Saturday, May 2, 2009

The truth

Isolation is a cold word, but it is definitive. It possesses an undisputed meaning. I decided to label my blog as this because the feeling of isolation encompasses my life in every aspect. Reading this does sound terrible, indeed, but I have came to accept this. This is my life. Sometimes I wish it was not, but there is nothing I can do. The only viable choice is to live the life I know. 

I doubt many, if any one, will actually read this, or if it will ever be made public. If I was a happy, and a normal person, I would ask how do you live your life this way? Answering it, reveals a response that is challenging to stomach. People will come to terms with their lives regardless of their environmental, or emotions faced. It probably isn't right to bring up such a controversial topic, but many people have been subjected to much worse treatment and gone on to live their lives. The holocaust is a prime example of my logic. My life is, in no way, comparable to what those people faced, but they, like me, have accepted their circumstances. They have bowed to the notion that their lives will be undeniably unpleasant. Just like I have accepted the fact that I am depressed, and have been for a very long time. After a while, like any other illness, it begins to define you and the person you truly are. It forms an integral part of your personality. It is something you sleep with every night and wake to every morning. 

Depression is a very serious illness. It is one that will strip the life from you, along with all your desires, hopes and dreams; believe me, I know this. I also know there is much stigma towards it. It makes me nervous to actually be 'open' with my depression. I once told my brother that I was greatly depressed.
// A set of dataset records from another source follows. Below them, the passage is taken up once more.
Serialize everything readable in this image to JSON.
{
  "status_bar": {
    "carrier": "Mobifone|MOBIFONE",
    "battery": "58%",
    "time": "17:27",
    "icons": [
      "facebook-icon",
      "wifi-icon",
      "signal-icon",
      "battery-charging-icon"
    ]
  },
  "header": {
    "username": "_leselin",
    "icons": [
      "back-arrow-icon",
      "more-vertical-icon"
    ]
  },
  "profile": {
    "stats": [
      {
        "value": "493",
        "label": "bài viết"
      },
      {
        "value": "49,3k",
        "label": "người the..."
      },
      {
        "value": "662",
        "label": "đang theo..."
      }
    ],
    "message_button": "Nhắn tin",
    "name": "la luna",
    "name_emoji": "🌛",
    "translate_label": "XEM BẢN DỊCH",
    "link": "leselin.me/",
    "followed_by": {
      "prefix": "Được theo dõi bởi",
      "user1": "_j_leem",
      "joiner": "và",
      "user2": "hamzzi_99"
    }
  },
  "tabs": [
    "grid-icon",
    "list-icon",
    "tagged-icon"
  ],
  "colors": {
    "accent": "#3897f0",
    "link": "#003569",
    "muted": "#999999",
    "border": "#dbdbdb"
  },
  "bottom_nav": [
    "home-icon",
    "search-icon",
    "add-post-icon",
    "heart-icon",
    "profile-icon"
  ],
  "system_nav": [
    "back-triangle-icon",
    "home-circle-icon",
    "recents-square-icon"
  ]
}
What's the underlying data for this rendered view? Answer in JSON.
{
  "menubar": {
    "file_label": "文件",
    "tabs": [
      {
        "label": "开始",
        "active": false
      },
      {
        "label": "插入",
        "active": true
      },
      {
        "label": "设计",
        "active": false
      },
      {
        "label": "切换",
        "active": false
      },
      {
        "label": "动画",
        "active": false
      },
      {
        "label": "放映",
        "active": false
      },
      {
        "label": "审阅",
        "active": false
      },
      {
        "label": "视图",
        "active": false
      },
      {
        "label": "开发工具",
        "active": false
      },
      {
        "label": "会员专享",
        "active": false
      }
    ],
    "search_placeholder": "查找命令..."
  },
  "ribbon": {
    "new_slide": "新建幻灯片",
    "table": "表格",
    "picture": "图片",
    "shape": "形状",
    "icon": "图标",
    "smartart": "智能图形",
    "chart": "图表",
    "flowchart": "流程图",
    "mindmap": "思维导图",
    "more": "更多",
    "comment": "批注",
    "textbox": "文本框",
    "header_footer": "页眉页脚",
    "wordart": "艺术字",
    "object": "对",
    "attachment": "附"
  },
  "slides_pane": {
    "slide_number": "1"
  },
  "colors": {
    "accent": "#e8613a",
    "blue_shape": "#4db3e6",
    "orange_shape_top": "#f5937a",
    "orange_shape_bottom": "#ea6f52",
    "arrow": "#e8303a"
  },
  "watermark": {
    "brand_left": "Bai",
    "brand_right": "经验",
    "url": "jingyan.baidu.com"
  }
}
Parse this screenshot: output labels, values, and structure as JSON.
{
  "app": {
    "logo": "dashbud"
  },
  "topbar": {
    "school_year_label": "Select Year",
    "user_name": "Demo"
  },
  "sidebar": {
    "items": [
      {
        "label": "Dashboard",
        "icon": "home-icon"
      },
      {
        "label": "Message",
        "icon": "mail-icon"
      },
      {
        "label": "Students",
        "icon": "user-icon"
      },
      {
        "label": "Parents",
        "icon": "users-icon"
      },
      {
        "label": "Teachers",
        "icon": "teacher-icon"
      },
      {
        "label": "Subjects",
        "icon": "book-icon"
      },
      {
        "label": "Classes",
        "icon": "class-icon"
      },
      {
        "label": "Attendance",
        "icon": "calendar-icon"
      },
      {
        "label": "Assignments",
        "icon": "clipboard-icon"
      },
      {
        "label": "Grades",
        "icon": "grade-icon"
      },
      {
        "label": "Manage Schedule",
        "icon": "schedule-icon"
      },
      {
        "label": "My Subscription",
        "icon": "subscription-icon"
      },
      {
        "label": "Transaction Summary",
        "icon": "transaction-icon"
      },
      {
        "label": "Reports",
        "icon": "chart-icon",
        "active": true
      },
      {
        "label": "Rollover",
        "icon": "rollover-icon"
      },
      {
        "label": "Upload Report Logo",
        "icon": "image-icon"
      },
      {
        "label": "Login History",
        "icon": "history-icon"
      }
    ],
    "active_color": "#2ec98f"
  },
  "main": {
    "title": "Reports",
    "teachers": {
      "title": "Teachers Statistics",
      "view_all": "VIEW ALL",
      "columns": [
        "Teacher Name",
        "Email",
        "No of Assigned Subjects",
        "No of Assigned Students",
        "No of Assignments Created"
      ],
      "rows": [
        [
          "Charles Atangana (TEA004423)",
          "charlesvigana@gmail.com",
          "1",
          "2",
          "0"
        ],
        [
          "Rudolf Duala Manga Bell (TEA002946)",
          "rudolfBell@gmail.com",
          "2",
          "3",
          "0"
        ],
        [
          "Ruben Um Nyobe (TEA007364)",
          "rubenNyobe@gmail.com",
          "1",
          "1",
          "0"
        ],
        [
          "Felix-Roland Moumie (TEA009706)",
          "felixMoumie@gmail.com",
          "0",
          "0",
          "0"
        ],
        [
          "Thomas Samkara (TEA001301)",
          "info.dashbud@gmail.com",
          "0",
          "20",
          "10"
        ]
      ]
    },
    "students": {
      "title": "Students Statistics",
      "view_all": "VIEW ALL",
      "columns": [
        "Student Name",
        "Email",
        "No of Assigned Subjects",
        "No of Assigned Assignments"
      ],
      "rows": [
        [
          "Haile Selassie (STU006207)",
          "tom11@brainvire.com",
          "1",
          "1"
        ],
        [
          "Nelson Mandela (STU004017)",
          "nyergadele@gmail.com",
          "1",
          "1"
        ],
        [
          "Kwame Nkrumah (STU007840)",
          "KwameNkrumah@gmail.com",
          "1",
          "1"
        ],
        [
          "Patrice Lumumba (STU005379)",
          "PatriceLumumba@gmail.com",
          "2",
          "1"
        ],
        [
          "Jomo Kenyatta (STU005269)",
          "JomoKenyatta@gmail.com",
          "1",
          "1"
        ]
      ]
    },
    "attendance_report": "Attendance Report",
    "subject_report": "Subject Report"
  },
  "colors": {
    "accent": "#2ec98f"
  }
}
He simply, and quite calmly, replied "You have nothing to be depressed about". After him ratting off a number of possessions that I own, the tone of his voice silently conveyed the expectation that I should be feeling better. My mood remained unchanged. It started a train of thought, though. Depression does not necessarily manifest symptoms that are obviously visible. I think this might be a reason why so many people downplay the illness. With no visible symptoms, there is nothing to be able to compare the pain to. With a person who has suffered third degree burns to 30% of their body, anyone can look at them and blatantly see they are in distress. If someone looks at a person who is depressed, they don't necessarily see the pain behind it. I guess were so similar on the outside. Its what makes it so easy to identify suffering while appreciating the physical aspect of disease. The mind is completely different. There are no physical characteristics. There is no way to completely judge the suffering it goes through.